Com criatividade e recursos de acessibilidade, teatros expandem seu público

Atualmente, é possível acomodar em um mesmo espetáculo um público de surdos, que acompanha uma peça com tradução em Libras (Linguagem Brasileira de Sinais), e de deficientes visuais, conectados ao recurso de audiodescrição. O Teatro Vivo, em São Paulo, foi pioneiro no Brasil a usar recursos de acessibilidade para os espectadores com deficiência visual ou auditiva. Ao disponibilizar esses recursos, o teatro conseguiu atrair um novo público até então culturalmente marginalizado: o das pessoas com deficiência.

Teatro Vivo

Com toda essa variedade, o local em que os profissionais de acessibilidade se posicionam precisa ser estratégico. “Já vi colocarem o tradutor na escada de incêndio, por exemplo”, conta a tradutora de Libras Maísa Souza. No caso de um palco italiano, é comum dispor os surdos nas primeiras fileiras da plateia e na diagonal oposta ao tradutor, para facilitar a observação dos gestos e do que está acontecendo no palco.
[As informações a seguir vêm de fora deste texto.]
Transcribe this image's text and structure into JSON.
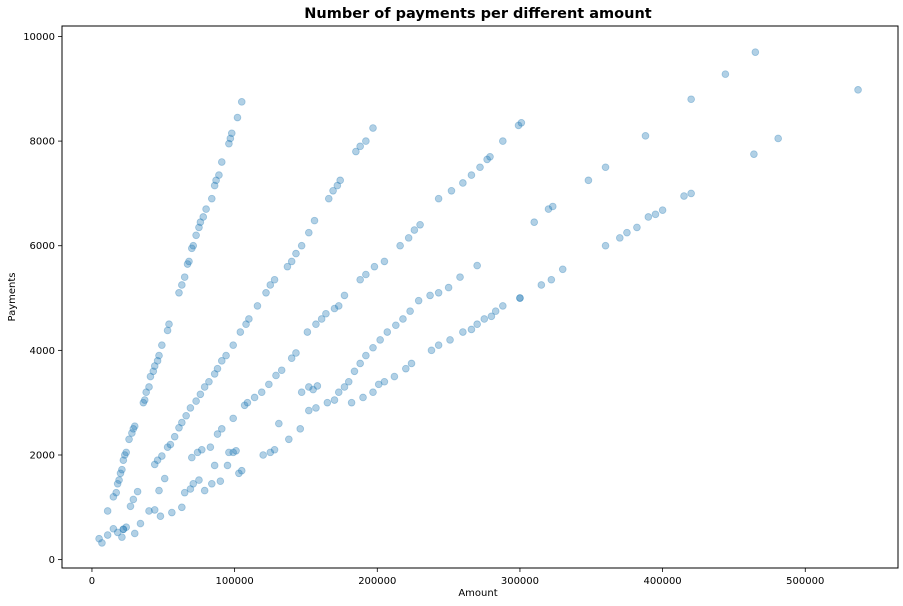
{
  "chart_data": {
    "type": "scatter",
    "title": "Number of payments per different amount",
    "xlabel": "Amount",
    "ylabel": "Payments",
    "xlim": [
      -21000,
      565000
    ],
    "ylim": [
      -160,
      10200
    ],
    "xticks": [
      0,
      100000,
      200000,
      300000,
      400000,
      500000
    ],
    "yticks": [
      0,
      2000,
      4000,
      6000,
      8000,
      10000
    ],
    "grid": false,
    "legend": "none",
    "point_color": "#1f77b4",
    "point_alpha": 0.35,
    "series": [
      {
        "points": [
          [
            5000,
            400
          ],
          [
            7000,
            320
          ],
          [
            11000,
            470
          ],
          [
            15000,
            590
          ],
          [
            18000,
            520
          ],
          [
            21000,
            430
          ],
          [
            22000,
            580
          ],
          [
            24000,
            620
          ],
          [
            11000,
            930
          ],
          [
            15000,
            1200
          ],
          [
            17000,
            1280
          ],
          [
            18000,
            1450
          ],
          [
            19000,
            1520
          ],
          [
            20000,
            1650
          ],
          [
            21000,
            1720
          ],
          [
            22000,
            1900
          ],
          [
            23000,
            2000
          ],
          [
            24000,
            2050
          ],
          [
            26000,
            2300
          ],
          [
            28000,
            2420
          ],
          [
            29000,
            2500
          ],
          [
            30000,
            2550
          ],
          [
            36000,
            3000
          ],
          [
            37000,
            3050
          ],
          [
            38000,
            3200
          ],
          [
            40000,
            3300
          ],
          [
            41000,
            3500
          ],
          [
            43000,
            3600
          ],
          [
            44000,
            3700
          ],
          [
            46000,
            3800
          ],
          [
            47000,
            3900
          ],
          [
            49000,
            4100
          ],
          [
            53000,
            4380
          ],
          [
            54000,
            4500
          ],
          [
            61000,
            5100
          ],
          [
            63000,
            5250
          ],
          [
            65000,
            5400
          ],
          [
            67000,
            5650
          ],
          [
            68000,
            5700
          ],
          [
            70000,
            5950
          ],
          [
            71000,
            6000
          ],
          [
            73000,
            6200
          ],
          [
            75000,
            6350
          ],
          [
            76000,
            6450
          ],
          [
            78000,
            6550
          ],
          [
            80000,
            6700
          ],
          [
            84000,
            6900
          ],
          [
            86000,
            7150
          ],
          [
            87000,
            7250
          ],
          [
            89000,
            7350
          ],
          [
            91000,
            7600
          ],
          [
            96000,
            7950
          ],
          [
            97000,
            8050
          ],
          [
            98000,
            8150
          ],
          [
            102000,
            8450
          ],
          [
            105000,
            8750
          ]
        ]
      },
      {
        "points": [
          [
            22000,
            580
          ],
          [
            27000,
            1020
          ],
          [
            29000,
            1150
          ],
          [
            32000,
            1300
          ],
          [
            34000,
            690
          ],
          [
            30000,
            500
          ],
          [
            44000,
            950
          ],
          [
            47000,
            1320
          ],
          [
            48000,
            830
          ],
          [
            51000,
            1550
          ],
          [
            53000,
            2150
          ],
          [
            55000,
            2200
          ],
          [
            58000,
            2350
          ],
          [
            61000,
            2520
          ],
          [
            63000,
            2620
          ],
          [
            66000,
            2750
          ],
          [
            69000,
            2900
          ],
          [
            73000,
            3030
          ],
          [
            76000,
            3160
          ],
          [
            79000,
            3300
          ],
          [
            82000,
            3400
          ],
          [
            86000,
            3550
          ],
          [
            88000,
            3650
          ],
          [
            91000,
            3800
          ],
          [
            94000,
            3900
          ],
          [
            99000,
            4100
          ],
          [
            104000,
            4350
          ],
          [
            108000,
            4500
          ],
          [
            110000,
            4600
          ],
          [
            116000,
            4850
          ],
          [
            122000,
            5100
          ],
          [
            125000,
            5250
          ],
          [
            128000,
            5350
          ],
          [
            137000,
            5600
          ],
          [
            140000,
            5700
          ],
          [
            143000,
            5850
          ],
          [
            147000,
            6000
          ],
          [
            152000,
            6250
          ],
          [
            156000,
            6480
          ],
          [
            166000,
            6900
          ],
          [
            169000,
            7050
          ],
          [
            172000,
            7150
          ],
          [
            174000,
            7250
          ],
          [
            185000,
            7800
          ],
          [
            188000,
            7900
          ],
          [
            192000,
            8000
          ],
          [
            197000,
            8250
          ],
          [
            44000,
            1820
          ],
          [
            46000,
            1900
          ],
          [
            49000,
            1980
          ]
        ]
      },
      {
        "points": [
          [
            40000,
            930
          ],
          [
            56000,
            900
          ],
          [
            63000,
            1000
          ],
          [
            65000,
            1280
          ],
          [
            69000,
            1350
          ],
          [
            71000,
            1450
          ],
          [
            75000,
            1520
          ],
          [
            79000,
            1320
          ],
          [
            84000,
            1450
          ],
          [
            86000,
            1800
          ],
          [
            90000,
            1500
          ],
          [
            96000,
            2050
          ],
          [
            99000,
            2050
          ],
          [
            101000,
            2080
          ],
          [
            95000,
            1800
          ],
          [
            103000,
            1650
          ],
          [
            105000,
            1700
          ],
          [
            70000,
            1950
          ],
          [
            74000,
            2050
          ],
          [
            77000,
            2100
          ],
          [
            83000,
            2150
          ],
          [
            88000,
            2400
          ],
          [
            91000,
            2500
          ],
          [
            99000,
            2700
          ],
          [
            107000,
            2950
          ],
          [
            109000,
            3000
          ],
          [
            114000,
            3100
          ],
          [
            119000,
            3200
          ],
          [
            124000,
            3350
          ],
          [
            129000,
            3520
          ],
          [
            133000,
            3620
          ],
          [
            140000,
            3850
          ],
          [
            143000,
            3950
          ],
          [
            151000,
            4350
          ],
          [
            157000,
            4500
          ],
          [
            161000,
            4600
          ],
          [
            164000,
            4700
          ],
          [
            170000,
            4800
          ],
          [
            173000,
            4850
          ],
          [
            177000,
            5050
          ],
          [
            188000,
            5350
          ],
          [
            192000,
            5450
          ],
          [
            198000,
            5600
          ],
          [
            205000,
            5700
          ],
          [
            216000,
            6000
          ],
          [
            222000,
            6150
          ],
          [
            226000,
            6300
          ],
          [
            230000,
            6400
          ],
          [
            243000,
            6900
          ],
          [
            252000,
            7050
          ],
          [
            260000,
            7200
          ],
          [
            266000,
            7350
          ],
          [
            272000,
            7500
          ],
          [
            277000,
            7650
          ],
          [
            279000,
            7700
          ],
          [
            288000,
            8000
          ],
          [
            299000,
            8300
          ],
          [
            301000,
            8350
          ]
        ]
      },
      {
        "points": [
          [
            120000,
            2000
          ],
          [
            125000,
            2050
          ],
          [
            128000,
            2100
          ],
          [
            131000,
            2600
          ],
          [
            138000,
            2300
          ],
          [
            146000,
            2500
          ],
          [
            152000,
            2850
          ],
          [
            157000,
            2900
          ],
          [
            165000,
            3000
          ],
          [
            170000,
            3050
          ],
          [
            173000,
            3200
          ],
          [
            177000,
            3300
          ],
          [
            180000,
            3400
          ],
          [
            184000,
            3600
          ],
          [
            188000,
            3750
          ],
          [
            192000,
            3900
          ],
          [
            197000,
            4050
          ],
          [
            202000,
            4200
          ],
          [
            207000,
            4350
          ],
          [
            213000,
            4480
          ],
          [
            218000,
            4600
          ],
          [
            223000,
            4750
          ],
          [
            229000,
            4950
          ],
          [
            237000,
            5050
          ],
          [
            243000,
            5100
          ],
          [
            250000,
            5200
          ],
          [
            258000,
            5400
          ],
          [
            270000,
            5620
          ],
          [
            300000,
            5000
          ],
          [
            310000,
            6450
          ],
          [
            320000,
            6700
          ],
          [
            323000,
            6750
          ],
          [
            348000,
            7250
          ],
          [
            360000,
            7500
          ],
          [
            388000,
            8100
          ],
          [
            420000,
            8800
          ],
          [
            444000,
            9280
          ],
          [
            465000,
            9700
          ],
          [
            147000,
            3200
          ],
          [
            152000,
            3300
          ],
          [
            155000,
            3250
          ],
          [
            158000,
            3320
          ]
        ]
      },
      {
        "points": [
          [
            182000,
            3000
          ],
          [
            190000,
            3100
          ],
          [
            197000,
            3200
          ],
          [
            201000,
            3350
          ],
          [
            205000,
            3400
          ],
          [
            212000,
            3500
          ],
          [
            220000,
            3650
          ],
          [
            224000,
            3750
          ],
          [
            238000,
            4000
          ],
          [
            243000,
            4100
          ],
          [
            251000,
            4200
          ],
          [
            260000,
            4350
          ],
          [
            266000,
            4400
          ],
          [
            270000,
            4500
          ],
          [
            275000,
            4600
          ],
          [
            280000,
            4650
          ],
          [
            283000,
            4750
          ],
          [
            288000,
            4850
          ],
          [
            300000,
            5000
          ],
          [
            315000,
            5250
          ],
          [
            322000,
            5350
          ],
          [
            330000,
            5550
          ],
          [
            360000,
            6000
          ],
          [
            370000,
            6150
          ],
          [
            375000,
            6250
          ],
          [
            382000,
            6350
          ],
          [
            390000,
            6550
          ],
          [
            395000,
            6600
          ],
          [
            400000,
            6680
          ],
          [
            415000,
            6950
          ],
          [
            420000,
            7000
          ],
          [
            464000,
            7750
          ],
          [
            481000,
            8050
          ],
          [
            537000,
            8980
          ]
        ]
      }
    ]
  }
}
Para o público com deficiência visual, o trabalho de mediar ganha outra complexidade e cuidado no momento de transmissão. No Brasil, o Teatro Vivo foi pioneiro na ação. Entre 2005 e 2006, iniciou uma programação com recursos de audiodescrição: a plateia utiliza fones de ouvido e um equipamento conectado a um tradutor, que fica dentro de uma cabine nos fundos da plateia e de onde descreve, por meio da voz, as ações dos personagens e a ambientação. Após a empresa ser vendida para a Telefônica, o projeto não teve continuidade.

No Teatro Sergio Cardoso, quem representa essa frente é a audiodescritora Lívia Motta, que explica como foi traduzir o espetáculo “Pulsões”. “Após estudar o material e assistir à peça, faço um roteiro e transformo elementos visuais em palavras. Antes de começar, falamos algumas notas introdutórias para situar a plateia com informações sobre a sinopse, os personagens e a ambientação do palco. E, no final, o público pode subir no palco para tocar os objetos do cenário”.

Com diferentes públicos dentro do teatro, o ideal é equilibrar – a plateia de deficientes visuais é preferencialmente acomodada nas poltronas do fundo, próximas à cabine, e os deficientes auditivos à frente. Para Samara Ferreira, coordenadora do núcleo responsável pelo projeto Terça Tem Teatro com tradução em Libras, na maioria das vezes essa organização pode ser acertada em conjunto com os artistas. “Aqui, a tradutora fica embaixo, na lateral, e com um foco de luz sobre ela. Se a peça é bem iluminada, conseguirmos aumentar a intensidade. Se for o contrário, baixamos a iluminação.” Mantida pelo Itaú Cultural, a ação começou em fevereiro desse ano e mensalmente oferece espetáculos com tradução para surdos.

Outro desafio de se mediar uma obra artística está em transmitir a informação sem sacrificar a subjetividade. “Se um personagem está nervoso”, explica Lívia, “descrevo seu comportamento: se o sujeito olha para os lados e se torce as mãos com ansiedade”. Ela conta que é preciso evitar palavras que restrinjam a compreensão. “Adjetivos como ‘bonito’, ‘feio’ e ‘belo’ não servem. É melhor dar pistas visuais que ampliem o entendimento”.

Uma outra maneira de avançar e ampliar essa compreensão é levar para o palco, na figura do ator, a tradução em Libras. O trabalho conduzido pela atriz e professora de Libras Sabrina Caires, do grupo Rendeiros Contadores de Histórias, rendeu o espetáculo infantil “Onça Que Espirra Não Come Carne”, de Plínio Marcos. A peça faz sua última apresentação no dia 11 de outubro, no Teatro Solano Trindade, em Embu das Artes. “Nós misturamos falas e gestos para que todas as pessoas possam compreender como o tema da peça é político, pois fala de animais que lutam entre si para chegar ao poder. Trazer essa linguagem ajuda a refletir sobre a inclusão”. Agora, Sabrina quer arriscar mais ao colocar um surdo no palco. “Isso seria o máximo da inclusão!”

Sobre incluir, Lívia afirma que a procura desse público por espetáculo tem aumentado nos últimos anos, o que ajuda a acabar com o preconceito, especialmente os mais “bobos”. “Quando comecei a trabalhar com cegos, pensei que não poderia falar ‘você viu isso, você viu aquilo?’, que eles se ofenderiam. Isso é uma besteira, eles nem ligam”, ri.